- Theatrical release poster
- Directed by: Rojin Thomas
- Written by: R. Ramanand; Rojin Thomas;
- Produced by: Gokulam Gopalan
- Starring: Jayasurya; Anushka Shetty; Prabhu Deva; Sanoop Santhosh; Devika Sanjay; Sandy; Harish Uthaman; Vineeth; Nitish Bharadwaj;
- Cinematography: Neil D'Cunha
- Edited by: Rojin Thomas
- Music by: Rahul Subrahmanian
- Production company: Sree Gokulam Movies
- Distributed by: Sree Gokulam Movies
- Country: India
- Language: Malayalam
- Budget: ₹75–100 crore

= Kathanar – The Wild Sorcerer =

Upcoming Indian period fantasy film

Kathanar – The Wild Sorcerer is an upcoming Indian Malayalam-language period fantasy thriller film directed and edited by Rojin Thomas, who also co-wrote the screenplay with R. Ramanand. It was produced by Gokulam Gopalan through Sree Gokulam Movies. The plot follows Kadamattathu Kathanar, a legendary 9th century Christian priest endowed with magical powers. The film stars Jayasurya in the title role, alongside Anushka Shetty (in her Malayalam debut and 50th film appearance), Prabhu Deva, Sanoop Santhosh, Devika Sanjay, Sandy, Harish Uthaman, Vineeth, and Nitish Bharadwaj.

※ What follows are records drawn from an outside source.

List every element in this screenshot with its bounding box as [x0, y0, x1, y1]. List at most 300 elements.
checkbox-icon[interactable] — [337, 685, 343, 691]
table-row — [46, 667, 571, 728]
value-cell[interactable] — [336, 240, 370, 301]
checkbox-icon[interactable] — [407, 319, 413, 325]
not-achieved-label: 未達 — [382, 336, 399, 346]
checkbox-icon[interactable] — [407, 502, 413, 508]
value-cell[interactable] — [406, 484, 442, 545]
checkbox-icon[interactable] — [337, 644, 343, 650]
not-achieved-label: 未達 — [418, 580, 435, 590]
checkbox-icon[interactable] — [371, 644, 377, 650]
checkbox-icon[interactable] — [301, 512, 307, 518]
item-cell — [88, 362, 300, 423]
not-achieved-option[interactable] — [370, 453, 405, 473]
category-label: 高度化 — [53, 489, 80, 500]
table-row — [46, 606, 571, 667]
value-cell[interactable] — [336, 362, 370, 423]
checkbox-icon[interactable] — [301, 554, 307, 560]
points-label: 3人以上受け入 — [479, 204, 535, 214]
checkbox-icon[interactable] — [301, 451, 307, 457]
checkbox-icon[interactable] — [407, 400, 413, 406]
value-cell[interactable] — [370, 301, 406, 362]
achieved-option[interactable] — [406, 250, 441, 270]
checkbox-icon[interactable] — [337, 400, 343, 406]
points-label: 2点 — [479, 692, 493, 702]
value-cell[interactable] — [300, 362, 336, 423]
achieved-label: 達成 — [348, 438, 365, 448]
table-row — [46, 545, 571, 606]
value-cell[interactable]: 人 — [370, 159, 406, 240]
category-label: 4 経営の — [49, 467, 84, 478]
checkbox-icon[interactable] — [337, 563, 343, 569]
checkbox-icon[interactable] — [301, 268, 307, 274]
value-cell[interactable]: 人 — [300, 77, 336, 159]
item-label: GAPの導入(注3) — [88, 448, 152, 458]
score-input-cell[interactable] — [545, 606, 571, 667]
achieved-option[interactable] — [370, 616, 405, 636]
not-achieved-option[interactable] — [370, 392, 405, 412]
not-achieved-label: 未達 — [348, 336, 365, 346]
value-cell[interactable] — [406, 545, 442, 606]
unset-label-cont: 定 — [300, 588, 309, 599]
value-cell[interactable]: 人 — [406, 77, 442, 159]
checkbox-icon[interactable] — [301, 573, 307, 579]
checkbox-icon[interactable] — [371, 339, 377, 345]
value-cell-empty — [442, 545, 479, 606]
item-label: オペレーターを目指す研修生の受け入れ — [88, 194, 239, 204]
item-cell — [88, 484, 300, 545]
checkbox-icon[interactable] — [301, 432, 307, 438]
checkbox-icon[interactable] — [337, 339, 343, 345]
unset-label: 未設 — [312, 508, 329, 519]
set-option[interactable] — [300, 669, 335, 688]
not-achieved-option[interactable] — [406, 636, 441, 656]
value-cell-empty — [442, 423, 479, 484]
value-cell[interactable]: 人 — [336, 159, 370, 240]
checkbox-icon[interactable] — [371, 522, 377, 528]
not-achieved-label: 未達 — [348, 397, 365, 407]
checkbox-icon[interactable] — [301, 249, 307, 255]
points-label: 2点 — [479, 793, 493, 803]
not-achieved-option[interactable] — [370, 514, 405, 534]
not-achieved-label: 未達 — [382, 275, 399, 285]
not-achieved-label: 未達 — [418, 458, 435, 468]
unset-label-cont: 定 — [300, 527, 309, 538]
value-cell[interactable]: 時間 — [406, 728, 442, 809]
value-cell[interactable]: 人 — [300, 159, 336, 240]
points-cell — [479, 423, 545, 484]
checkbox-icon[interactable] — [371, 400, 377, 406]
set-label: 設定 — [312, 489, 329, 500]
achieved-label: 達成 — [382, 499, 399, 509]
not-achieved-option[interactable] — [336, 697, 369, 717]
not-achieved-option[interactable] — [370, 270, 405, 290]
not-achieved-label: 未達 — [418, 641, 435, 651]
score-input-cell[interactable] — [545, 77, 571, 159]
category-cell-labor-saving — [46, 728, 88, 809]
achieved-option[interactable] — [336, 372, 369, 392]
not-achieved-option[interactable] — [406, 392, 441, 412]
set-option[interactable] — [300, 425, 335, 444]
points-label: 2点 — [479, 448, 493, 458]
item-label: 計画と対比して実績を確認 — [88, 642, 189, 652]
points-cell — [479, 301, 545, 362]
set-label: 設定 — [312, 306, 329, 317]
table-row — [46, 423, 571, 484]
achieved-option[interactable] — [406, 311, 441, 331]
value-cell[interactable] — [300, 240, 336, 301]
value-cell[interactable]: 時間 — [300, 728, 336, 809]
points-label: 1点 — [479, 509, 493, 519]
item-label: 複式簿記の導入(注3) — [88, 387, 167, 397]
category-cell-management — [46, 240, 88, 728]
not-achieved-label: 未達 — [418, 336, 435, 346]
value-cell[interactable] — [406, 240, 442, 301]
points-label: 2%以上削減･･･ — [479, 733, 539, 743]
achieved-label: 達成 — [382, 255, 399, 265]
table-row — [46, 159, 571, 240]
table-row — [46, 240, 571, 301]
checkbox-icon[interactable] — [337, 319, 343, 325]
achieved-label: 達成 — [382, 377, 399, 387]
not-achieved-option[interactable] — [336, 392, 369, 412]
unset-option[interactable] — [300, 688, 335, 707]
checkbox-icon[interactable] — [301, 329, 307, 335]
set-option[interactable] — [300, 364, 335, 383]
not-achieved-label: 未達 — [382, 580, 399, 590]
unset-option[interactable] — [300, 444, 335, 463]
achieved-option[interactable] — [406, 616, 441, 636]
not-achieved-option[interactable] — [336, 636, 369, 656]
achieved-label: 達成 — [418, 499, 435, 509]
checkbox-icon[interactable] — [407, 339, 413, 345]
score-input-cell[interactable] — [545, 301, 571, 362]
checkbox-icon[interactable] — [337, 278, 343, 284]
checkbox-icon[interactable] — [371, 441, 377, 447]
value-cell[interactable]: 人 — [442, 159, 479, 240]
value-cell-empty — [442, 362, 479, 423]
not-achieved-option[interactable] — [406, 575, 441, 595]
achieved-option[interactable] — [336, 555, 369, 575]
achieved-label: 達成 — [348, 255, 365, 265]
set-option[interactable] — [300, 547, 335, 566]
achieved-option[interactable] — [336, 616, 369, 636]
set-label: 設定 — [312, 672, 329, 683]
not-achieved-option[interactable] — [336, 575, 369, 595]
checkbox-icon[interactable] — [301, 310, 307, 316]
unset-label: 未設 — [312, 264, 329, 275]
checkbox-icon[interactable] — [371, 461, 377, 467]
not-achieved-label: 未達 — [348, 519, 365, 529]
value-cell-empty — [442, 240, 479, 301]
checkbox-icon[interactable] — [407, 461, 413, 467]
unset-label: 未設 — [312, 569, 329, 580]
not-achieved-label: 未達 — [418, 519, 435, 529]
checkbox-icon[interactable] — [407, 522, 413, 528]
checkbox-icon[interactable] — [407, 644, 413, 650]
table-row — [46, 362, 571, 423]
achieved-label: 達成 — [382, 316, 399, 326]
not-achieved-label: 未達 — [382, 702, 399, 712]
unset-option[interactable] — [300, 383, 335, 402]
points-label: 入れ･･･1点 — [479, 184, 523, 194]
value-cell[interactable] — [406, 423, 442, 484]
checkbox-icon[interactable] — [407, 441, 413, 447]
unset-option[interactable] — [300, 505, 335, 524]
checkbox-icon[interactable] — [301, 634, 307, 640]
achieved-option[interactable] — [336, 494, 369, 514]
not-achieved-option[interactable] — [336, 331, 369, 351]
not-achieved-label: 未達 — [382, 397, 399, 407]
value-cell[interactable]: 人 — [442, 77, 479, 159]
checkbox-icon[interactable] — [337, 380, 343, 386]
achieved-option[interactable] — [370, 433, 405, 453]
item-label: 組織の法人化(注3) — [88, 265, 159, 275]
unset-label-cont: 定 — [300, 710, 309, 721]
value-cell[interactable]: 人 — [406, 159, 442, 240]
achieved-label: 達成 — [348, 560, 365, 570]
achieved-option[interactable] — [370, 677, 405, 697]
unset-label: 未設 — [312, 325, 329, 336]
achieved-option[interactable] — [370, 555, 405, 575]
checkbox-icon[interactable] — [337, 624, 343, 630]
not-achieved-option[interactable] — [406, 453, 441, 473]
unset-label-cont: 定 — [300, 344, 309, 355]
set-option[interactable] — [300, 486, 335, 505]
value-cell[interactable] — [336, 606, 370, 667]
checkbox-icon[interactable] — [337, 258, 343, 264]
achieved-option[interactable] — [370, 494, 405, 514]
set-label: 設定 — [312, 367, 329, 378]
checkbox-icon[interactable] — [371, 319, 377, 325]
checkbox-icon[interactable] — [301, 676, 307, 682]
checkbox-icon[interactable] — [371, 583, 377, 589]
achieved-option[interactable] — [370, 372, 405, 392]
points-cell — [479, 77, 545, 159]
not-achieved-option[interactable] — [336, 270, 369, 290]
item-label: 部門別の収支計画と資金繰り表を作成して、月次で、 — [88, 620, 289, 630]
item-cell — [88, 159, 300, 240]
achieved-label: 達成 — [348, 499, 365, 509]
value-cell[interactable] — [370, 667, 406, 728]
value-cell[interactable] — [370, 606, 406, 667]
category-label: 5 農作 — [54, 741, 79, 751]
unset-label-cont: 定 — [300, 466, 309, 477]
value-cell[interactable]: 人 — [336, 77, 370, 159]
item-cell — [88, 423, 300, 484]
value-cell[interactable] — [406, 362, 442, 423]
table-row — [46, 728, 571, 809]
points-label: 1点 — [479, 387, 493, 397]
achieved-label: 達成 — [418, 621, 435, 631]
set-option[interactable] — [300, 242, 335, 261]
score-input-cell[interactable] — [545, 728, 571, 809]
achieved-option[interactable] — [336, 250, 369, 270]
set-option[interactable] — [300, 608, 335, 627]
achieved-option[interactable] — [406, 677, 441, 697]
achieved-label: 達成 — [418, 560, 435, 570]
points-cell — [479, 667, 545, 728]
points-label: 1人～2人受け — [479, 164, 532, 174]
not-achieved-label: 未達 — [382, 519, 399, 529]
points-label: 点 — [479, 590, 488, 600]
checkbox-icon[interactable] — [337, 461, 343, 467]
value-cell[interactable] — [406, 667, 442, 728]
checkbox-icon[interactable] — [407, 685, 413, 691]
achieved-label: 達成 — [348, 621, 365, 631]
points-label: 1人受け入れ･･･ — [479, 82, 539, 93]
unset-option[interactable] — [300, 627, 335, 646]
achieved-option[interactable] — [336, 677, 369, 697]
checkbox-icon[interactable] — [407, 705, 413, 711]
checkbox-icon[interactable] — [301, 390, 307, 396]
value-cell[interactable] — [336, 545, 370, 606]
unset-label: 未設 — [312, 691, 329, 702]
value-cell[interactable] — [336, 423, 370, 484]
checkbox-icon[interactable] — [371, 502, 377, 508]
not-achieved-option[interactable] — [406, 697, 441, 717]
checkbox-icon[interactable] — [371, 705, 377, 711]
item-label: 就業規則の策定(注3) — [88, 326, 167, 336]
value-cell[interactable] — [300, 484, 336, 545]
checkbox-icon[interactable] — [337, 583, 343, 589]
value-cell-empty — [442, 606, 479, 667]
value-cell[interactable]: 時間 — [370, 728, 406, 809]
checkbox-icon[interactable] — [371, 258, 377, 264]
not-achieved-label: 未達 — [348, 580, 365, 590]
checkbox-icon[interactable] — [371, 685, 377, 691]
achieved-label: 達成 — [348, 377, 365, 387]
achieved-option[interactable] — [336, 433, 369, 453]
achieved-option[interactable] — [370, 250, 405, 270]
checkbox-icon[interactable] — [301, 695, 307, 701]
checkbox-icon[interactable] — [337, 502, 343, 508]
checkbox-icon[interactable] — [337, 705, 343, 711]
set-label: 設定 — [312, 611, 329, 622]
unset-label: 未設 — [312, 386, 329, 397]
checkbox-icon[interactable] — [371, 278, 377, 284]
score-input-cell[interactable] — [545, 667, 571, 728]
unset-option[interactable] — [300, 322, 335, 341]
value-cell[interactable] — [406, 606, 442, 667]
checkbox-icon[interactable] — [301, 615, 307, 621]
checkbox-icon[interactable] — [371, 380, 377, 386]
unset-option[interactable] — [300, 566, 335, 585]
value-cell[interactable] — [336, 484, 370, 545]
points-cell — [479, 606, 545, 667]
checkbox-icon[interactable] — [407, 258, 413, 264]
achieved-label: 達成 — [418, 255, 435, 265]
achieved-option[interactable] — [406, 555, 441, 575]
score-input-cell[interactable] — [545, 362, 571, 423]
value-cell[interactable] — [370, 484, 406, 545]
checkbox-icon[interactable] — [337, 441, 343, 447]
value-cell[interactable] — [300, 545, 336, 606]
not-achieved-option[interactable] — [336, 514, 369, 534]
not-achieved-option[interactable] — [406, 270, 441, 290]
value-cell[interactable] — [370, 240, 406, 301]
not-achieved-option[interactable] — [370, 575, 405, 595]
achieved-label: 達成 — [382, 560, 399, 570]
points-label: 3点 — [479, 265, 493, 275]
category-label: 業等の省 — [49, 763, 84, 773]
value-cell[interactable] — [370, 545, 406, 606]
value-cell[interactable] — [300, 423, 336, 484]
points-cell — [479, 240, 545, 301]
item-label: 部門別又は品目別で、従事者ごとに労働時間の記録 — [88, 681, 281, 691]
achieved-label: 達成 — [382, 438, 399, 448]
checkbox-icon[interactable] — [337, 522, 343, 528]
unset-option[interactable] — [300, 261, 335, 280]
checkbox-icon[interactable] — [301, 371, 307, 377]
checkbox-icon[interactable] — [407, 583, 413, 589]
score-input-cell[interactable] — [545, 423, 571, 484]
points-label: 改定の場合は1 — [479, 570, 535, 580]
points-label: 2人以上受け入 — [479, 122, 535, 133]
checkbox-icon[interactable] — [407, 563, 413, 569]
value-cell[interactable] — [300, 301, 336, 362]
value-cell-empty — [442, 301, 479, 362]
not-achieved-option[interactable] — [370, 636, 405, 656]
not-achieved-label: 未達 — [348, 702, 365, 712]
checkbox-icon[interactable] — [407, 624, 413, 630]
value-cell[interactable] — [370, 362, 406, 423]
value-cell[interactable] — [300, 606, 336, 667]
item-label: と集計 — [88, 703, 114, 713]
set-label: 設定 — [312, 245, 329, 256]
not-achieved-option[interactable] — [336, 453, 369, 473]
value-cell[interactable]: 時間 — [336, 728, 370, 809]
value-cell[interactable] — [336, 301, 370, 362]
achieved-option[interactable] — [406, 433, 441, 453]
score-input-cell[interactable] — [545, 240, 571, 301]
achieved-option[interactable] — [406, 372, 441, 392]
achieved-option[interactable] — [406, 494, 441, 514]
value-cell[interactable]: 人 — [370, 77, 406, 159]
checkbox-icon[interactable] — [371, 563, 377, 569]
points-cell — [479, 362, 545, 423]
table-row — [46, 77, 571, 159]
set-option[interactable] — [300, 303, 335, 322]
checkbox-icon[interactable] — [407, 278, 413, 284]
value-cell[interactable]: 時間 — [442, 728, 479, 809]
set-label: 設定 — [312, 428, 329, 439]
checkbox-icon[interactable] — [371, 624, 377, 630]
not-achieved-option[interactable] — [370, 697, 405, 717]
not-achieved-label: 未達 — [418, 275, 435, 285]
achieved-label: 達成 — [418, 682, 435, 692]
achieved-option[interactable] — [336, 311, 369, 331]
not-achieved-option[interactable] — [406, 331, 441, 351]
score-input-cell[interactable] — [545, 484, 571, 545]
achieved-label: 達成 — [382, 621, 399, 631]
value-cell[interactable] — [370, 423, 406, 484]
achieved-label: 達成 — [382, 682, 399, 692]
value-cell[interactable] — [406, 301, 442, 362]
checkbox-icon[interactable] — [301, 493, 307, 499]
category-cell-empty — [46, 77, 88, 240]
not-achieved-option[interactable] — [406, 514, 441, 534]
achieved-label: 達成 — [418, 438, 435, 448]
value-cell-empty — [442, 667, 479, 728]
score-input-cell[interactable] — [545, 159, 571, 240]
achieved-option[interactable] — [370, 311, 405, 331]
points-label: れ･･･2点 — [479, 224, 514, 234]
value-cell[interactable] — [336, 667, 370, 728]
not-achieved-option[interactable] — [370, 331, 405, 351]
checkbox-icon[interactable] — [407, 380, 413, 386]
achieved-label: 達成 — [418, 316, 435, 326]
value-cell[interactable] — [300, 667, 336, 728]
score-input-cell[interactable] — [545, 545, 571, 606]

The film is intended to be the first of a two-part film. Principal photography began in April 2023. The film was shot using the virtual production technology in a custom-built studio.

==Production==
===Development===
The film is based on the story of legendary 9th-century Christian priest Kadamattathu Kathanar. The film was initially planned to be produced by Vijay Babu of Friday Film House, with whom Rojin Thomas had previously collaborated in two films. However, in March 2020, it was announced that the project has been taken over by Gokulam Gopalan of Sree Gokulam Movies. It was also reported that the film would be released in two parts and is mounted on a budget of ₹75 crore. According to Rojin, the film falls under "period fantasy thriller" genre. Pre-production began in September 2021.

===Filming===
Principal photography began on 5 April 2023 in Kochi. It was held at a custom-built studio spanning 45000 sqft, utilizing virtual production technology. The first schedule was completed on 2 June 2023 after 43 days. Around 570 personnel worked in various departments.

Principal photography was completed in October 2024, after 212 days of shoot over 18 months. Still, 12-day shoot was remaining in Rome.

==Release==
Alongside the original Malayalam version, the makers are planning to release the film in multiple dubbed languages, including Tamil, Telugu, Kannada, Bengali, Chinese, French, Korean, Italian, Russian, Indonesian, Japanese, German, Hindi and English.